Frappart will be joined by assistant referees, Brazil’s Neuza Back and Mexican Karen Diaz Medina, at Al Bayt Stadium, in an an all-female on-field refereeing team.

She is one of three female officials picked to take part in the tournament, the first time it has happened in a men’s World Cup.

Rwandan Salima Mukansanga and Yoshimi Yamashita of Japan are the other two women referees to be chosen.

“We know there are some difficulties there for women,” Frappart said.

“But I think and I hope that this World Cup will help them.

“I have always been made welcome [in Qatar], so there is no problem. I am not afraid to go there, but I hope this World Cup will help them in the future.”

The Gulf state, which follows strict Muslim laws, has been widely criticised for its ban on same-sex relationships and its treatment of migrant workers.

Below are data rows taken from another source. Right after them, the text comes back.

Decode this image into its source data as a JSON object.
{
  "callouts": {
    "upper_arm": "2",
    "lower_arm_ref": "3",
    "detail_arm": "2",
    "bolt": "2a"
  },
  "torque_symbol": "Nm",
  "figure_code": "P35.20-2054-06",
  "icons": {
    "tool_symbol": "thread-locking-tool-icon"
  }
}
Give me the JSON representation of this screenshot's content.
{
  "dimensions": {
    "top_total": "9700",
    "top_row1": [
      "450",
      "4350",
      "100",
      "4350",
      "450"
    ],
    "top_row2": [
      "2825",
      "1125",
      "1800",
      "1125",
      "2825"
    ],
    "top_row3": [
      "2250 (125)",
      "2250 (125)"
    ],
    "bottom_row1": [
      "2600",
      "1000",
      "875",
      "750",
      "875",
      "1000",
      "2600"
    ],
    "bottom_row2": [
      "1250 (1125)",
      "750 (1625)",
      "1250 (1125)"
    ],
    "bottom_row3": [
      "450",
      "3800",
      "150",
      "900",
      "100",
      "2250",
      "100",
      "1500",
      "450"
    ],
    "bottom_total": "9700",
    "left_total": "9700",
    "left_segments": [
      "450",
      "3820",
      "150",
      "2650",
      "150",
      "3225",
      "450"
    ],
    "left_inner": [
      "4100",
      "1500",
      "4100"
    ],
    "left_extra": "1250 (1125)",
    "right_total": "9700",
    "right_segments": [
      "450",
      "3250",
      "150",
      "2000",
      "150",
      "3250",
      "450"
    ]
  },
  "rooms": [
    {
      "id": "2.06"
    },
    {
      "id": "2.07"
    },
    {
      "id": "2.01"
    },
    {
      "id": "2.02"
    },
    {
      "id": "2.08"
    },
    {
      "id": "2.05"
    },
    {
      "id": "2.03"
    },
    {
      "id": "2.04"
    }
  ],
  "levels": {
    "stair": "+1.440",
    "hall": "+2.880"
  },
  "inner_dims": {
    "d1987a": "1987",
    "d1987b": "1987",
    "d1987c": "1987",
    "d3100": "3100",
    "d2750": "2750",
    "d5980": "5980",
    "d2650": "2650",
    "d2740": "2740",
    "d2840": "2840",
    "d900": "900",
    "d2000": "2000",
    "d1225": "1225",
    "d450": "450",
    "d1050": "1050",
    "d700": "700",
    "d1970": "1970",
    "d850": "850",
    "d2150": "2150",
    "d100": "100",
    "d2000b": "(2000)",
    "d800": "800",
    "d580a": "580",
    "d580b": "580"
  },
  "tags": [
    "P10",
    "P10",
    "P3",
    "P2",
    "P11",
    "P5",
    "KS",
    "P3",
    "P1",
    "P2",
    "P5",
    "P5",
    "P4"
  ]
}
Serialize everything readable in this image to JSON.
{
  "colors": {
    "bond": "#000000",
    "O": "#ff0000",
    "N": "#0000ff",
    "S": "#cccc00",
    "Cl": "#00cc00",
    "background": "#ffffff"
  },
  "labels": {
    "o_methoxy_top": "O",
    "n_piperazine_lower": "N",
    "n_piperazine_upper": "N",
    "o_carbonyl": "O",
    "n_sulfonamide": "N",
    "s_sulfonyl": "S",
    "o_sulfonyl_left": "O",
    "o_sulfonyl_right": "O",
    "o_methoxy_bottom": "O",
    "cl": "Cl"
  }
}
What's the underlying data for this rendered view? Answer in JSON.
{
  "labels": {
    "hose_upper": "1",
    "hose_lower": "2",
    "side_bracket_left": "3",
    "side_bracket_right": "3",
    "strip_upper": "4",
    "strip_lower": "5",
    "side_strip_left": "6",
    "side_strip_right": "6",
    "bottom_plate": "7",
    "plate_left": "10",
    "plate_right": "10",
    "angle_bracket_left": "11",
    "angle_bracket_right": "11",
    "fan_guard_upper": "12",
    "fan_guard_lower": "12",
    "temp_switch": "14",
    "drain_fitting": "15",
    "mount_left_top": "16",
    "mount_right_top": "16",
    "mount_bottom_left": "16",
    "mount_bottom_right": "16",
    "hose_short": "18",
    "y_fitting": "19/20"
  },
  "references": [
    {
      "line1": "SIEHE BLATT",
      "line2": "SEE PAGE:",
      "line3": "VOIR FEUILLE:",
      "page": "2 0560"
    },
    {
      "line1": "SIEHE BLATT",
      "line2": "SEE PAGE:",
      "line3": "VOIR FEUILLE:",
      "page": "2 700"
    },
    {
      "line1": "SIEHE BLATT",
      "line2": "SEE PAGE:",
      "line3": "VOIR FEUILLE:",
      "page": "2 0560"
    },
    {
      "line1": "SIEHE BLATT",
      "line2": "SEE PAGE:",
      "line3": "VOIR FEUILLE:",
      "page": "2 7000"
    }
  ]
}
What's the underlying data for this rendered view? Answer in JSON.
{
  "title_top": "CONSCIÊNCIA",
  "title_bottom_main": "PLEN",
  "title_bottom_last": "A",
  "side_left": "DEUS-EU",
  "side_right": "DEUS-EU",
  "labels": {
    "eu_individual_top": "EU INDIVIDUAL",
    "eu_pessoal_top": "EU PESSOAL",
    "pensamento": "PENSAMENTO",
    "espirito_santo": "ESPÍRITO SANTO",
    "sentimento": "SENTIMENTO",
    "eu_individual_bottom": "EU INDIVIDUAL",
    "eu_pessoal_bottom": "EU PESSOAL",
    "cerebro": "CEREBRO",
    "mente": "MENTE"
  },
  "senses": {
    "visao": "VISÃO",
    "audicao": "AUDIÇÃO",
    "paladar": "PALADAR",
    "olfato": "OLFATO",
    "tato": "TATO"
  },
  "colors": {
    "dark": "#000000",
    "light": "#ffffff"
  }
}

Human rights organisation Amnesty International has said women and LGBTQ+ people “continue to face discrimination in law and practice”.

England women’s captain Leah Williamson has said she hadn’t “got any interest” in watching the tournament and team-mate Beth Mead said it was “disappointing” the World Cup was being held in Qatar.

However, Frappart said she could not turn down the opportunity to officiate at a men’s World Cup.

“When you are selected for the World Cup, how can we say we will not be going?” added Frappart.

“The men’s World Cup is the most important competition in the world, not only in football.”

In total there are 36 referees selected for the 2022 World Cup.

Frappart was the first female official to referee a Ligue 1 game in 2019 and then, in 2020, a men’s Champions League match.

She was also the first woman to referee the French Cup final in the summer and also broke new ground when she officiated at the men’s Euro 2020.

On looking forward to the tournament she said: “There is always pressure in the matches. And when you are a woman there is more pressure because it is always new.

“We know the pressure. But I think we will not change ourselves – be calm, focused, concentrate. And don’t think about the media and everything and be focused on the field.”

Frappart knows from previous experience that she and her other female colleagues are well-equipped to deal with the pressures.

“We know there is a lot of expectation, we know that each game is more important, but we also have experience in our competition,” she added.

“I made a lot of games with high importance, so with all this experience we will be ready for the matches.”